Overweight Landing

Overweight Landing


An overweight landing is defined as a landing made at a gross weight in excess of the maximum design (i.e., structural) landing weight for a particular model.


Sometimes, a situtation (e.g. an engine failure) may arise that requires the airplane to land soon after take off. In such a case, the pilot needs to choose between two basic options:

  • Land at a weight (considerably) above the maximum design landing weight. This would lead to shorter time in the air, but may lead to further damage to the aircraft and has a greater potential to turn the landing into a runway excursion.
  • Reduce the weight before landing. There are two ways to do this:
    • Execute a holding pattern to burn fuel. This option is somewhat close to normal operations but means that the aircraft will stay in the air longer.
    • Dump (jettison) fuel. This allows quick landing within the operational limits but may impact other aircraft or people on the ground.

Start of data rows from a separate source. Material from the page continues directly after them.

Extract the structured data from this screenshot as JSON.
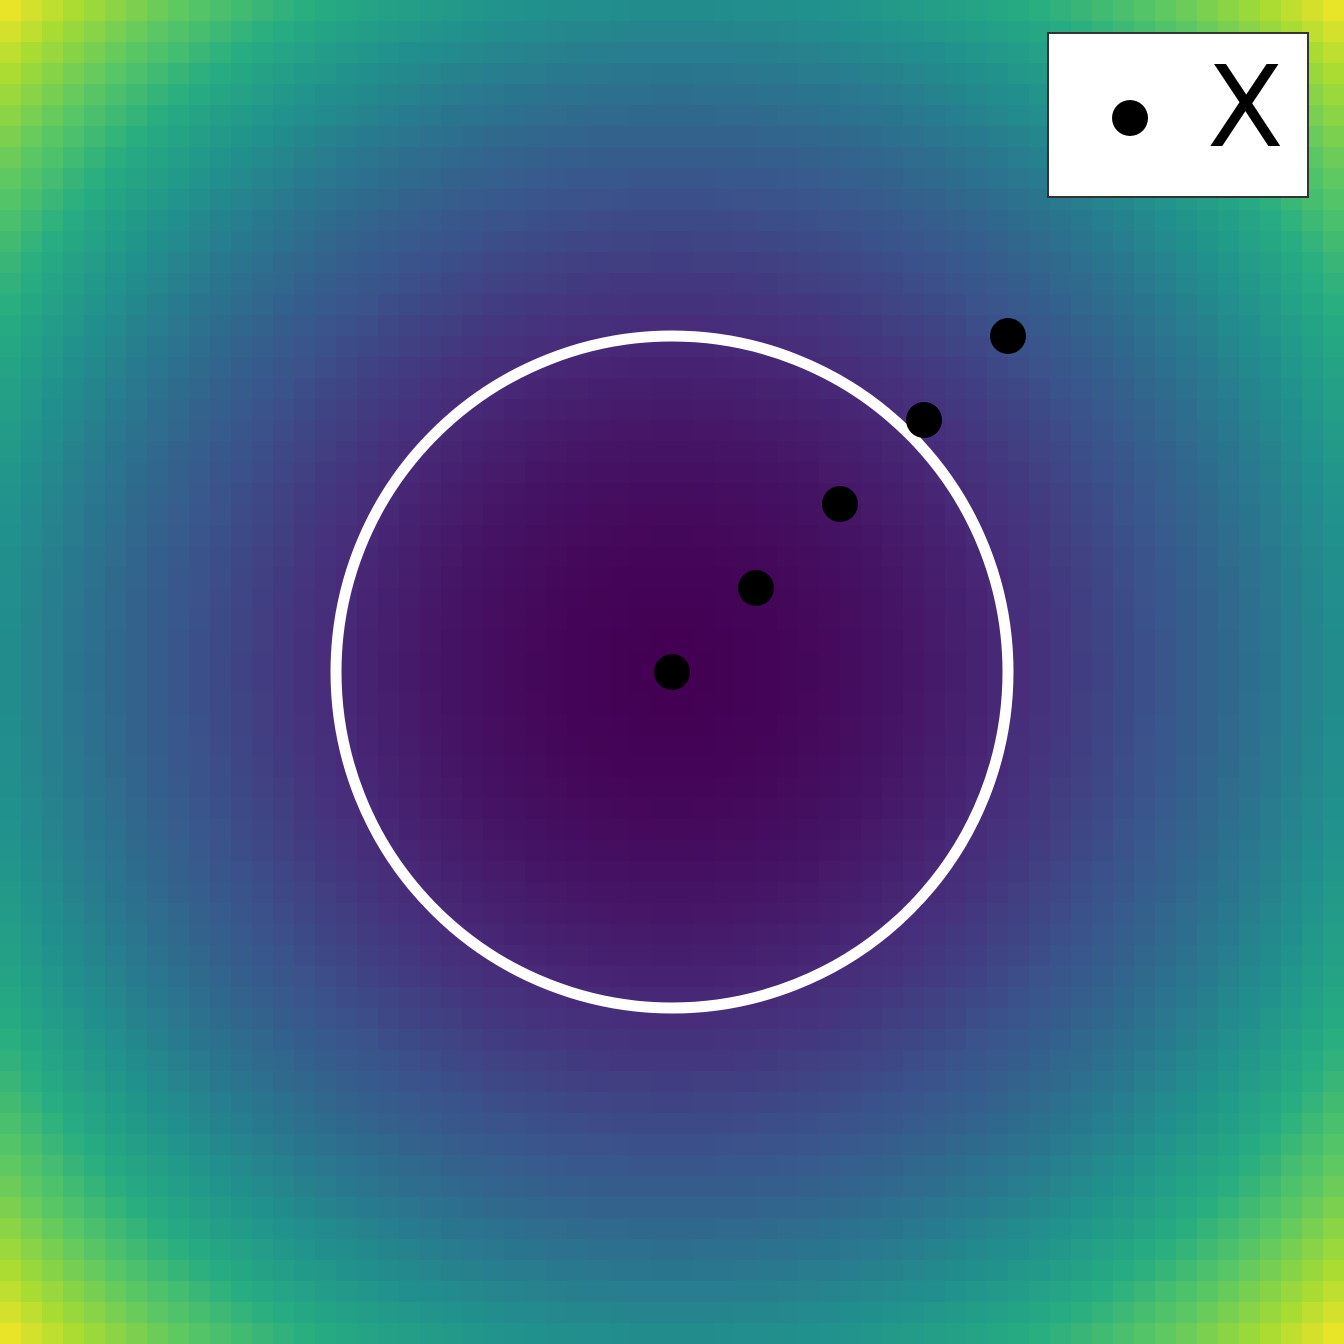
{
  "chart_data": {
    "type": "heatmap",
    "title": "",
    "xlabel": "",
    "ylabel": "",
    "colormap": "viridis",
    "xlim": [
      -2,
      2
    ],
    "ylim": [
      -2,
      2
    ],
    "grid": false,
    "field": "x^2 + y^2",
    "grid_cells": 64,
    "contour": {
      "level": 1,
      "color": "#ffffff"
    },
    "series": [
      {
        "name": "X",
        "marker": "circle",
        "color": "#000000",
        "x": [
          0.0,
          0.25,
          0.5,
          0.75,
          1.0
        ],
        "y": [
          0.0,
          0.25,
          0.5,
          0.75,
          1.0
        ]
      }
    ],
    "legend": {
      "placement": "top-right",
      "entries": [
        "X"
      ]
    }
  }
}
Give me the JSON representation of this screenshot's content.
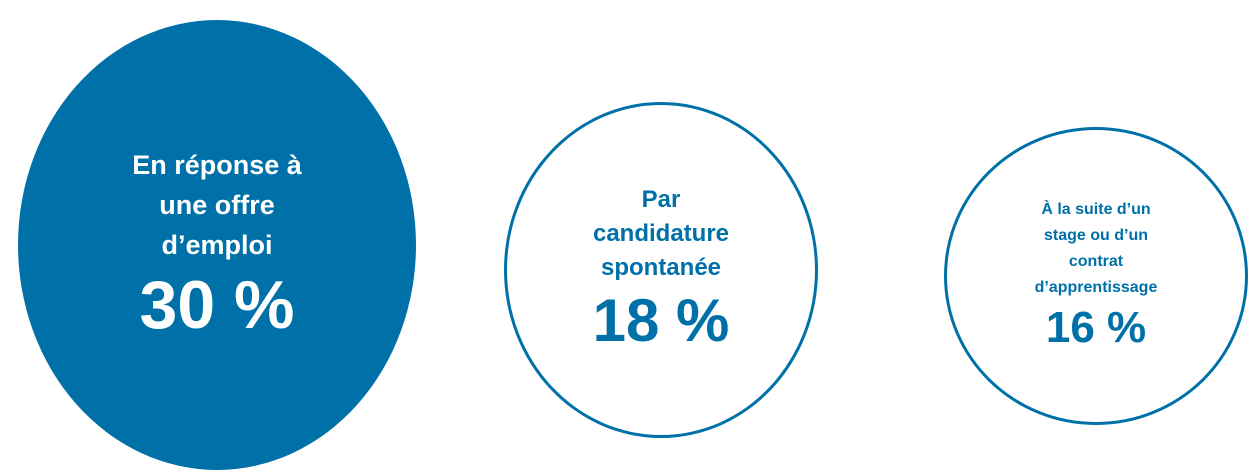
{
  "items": [
    {
      "label_lines": [
        "En réponse à",
        "une offre",
        "d’emploi"
      ],
      "value": "30 %"
    },
    {
      "label_lines": [
        "Par",
        "candidature",
        "spontanée"
      ],
      "value": "18 %"
    },
    {
      "label_lines": [
        "À la suite d’un",
        "stage ou d’un",
        "contrat",
        "d’apprentissage"
      ],
      "value": "16 %"
    }
  ]
}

Before choosing overweight landing as the preferred option, the pilot needs to consider the following aspects of the situation:

  • Regulatory. Generally, maximum landing weight is an operational limitation to be complied with. However, a deviation from this rule is possible in the interest of safety. Examples of such situations include:
    • A malfunction rendering the aircraft unairworthy
    • A situation where an expeditious landing would reduce the exposure to a hazard
    • A situation requiring immediate medical attention 
  • Safety. Reducing the aircraft weight (regardless of the option chosen) requires additional time. This increases the risk of further deterioration of the situation. On the other hand, an overweight landing would reduce the performance margins. 
  • Ecological. Dumping fuel is generally undesirable at levels below 5000-6000 feet (above these heights the fuel would evaporate before reaching the ground). 
  • Airplane structural capability. While the maximum landing weight is an operational limitation, the aircraft components (especially the landing gear are designed to sustain much higher loads than would occur during typical landings. 
  • Airplane performance capability. The AFM typically provides landing performance data at weights significantly above the maximum design landing weight and can be used in conjunction with landing analysis programs to calculate landing performance. Also, pilots need to balance between the application of maximum braking and making use of the landing runway available so that brake energy limits are not exceeded.
  • Automatic landings. Generally, while automatic approach can be attempted, it is recommended that the landing is performed manually.
  • Inspection requirements. Generally, a special inspection is required after an overweight landing, regardless of how smooth it was. Additional maintenance or repair action might be necessary as well.

While all three procedures (burn fuel, dump fuel, land overweight) are considered safe, it is the pilot's task to assess the factors above and choose the optimal one for the particular situation.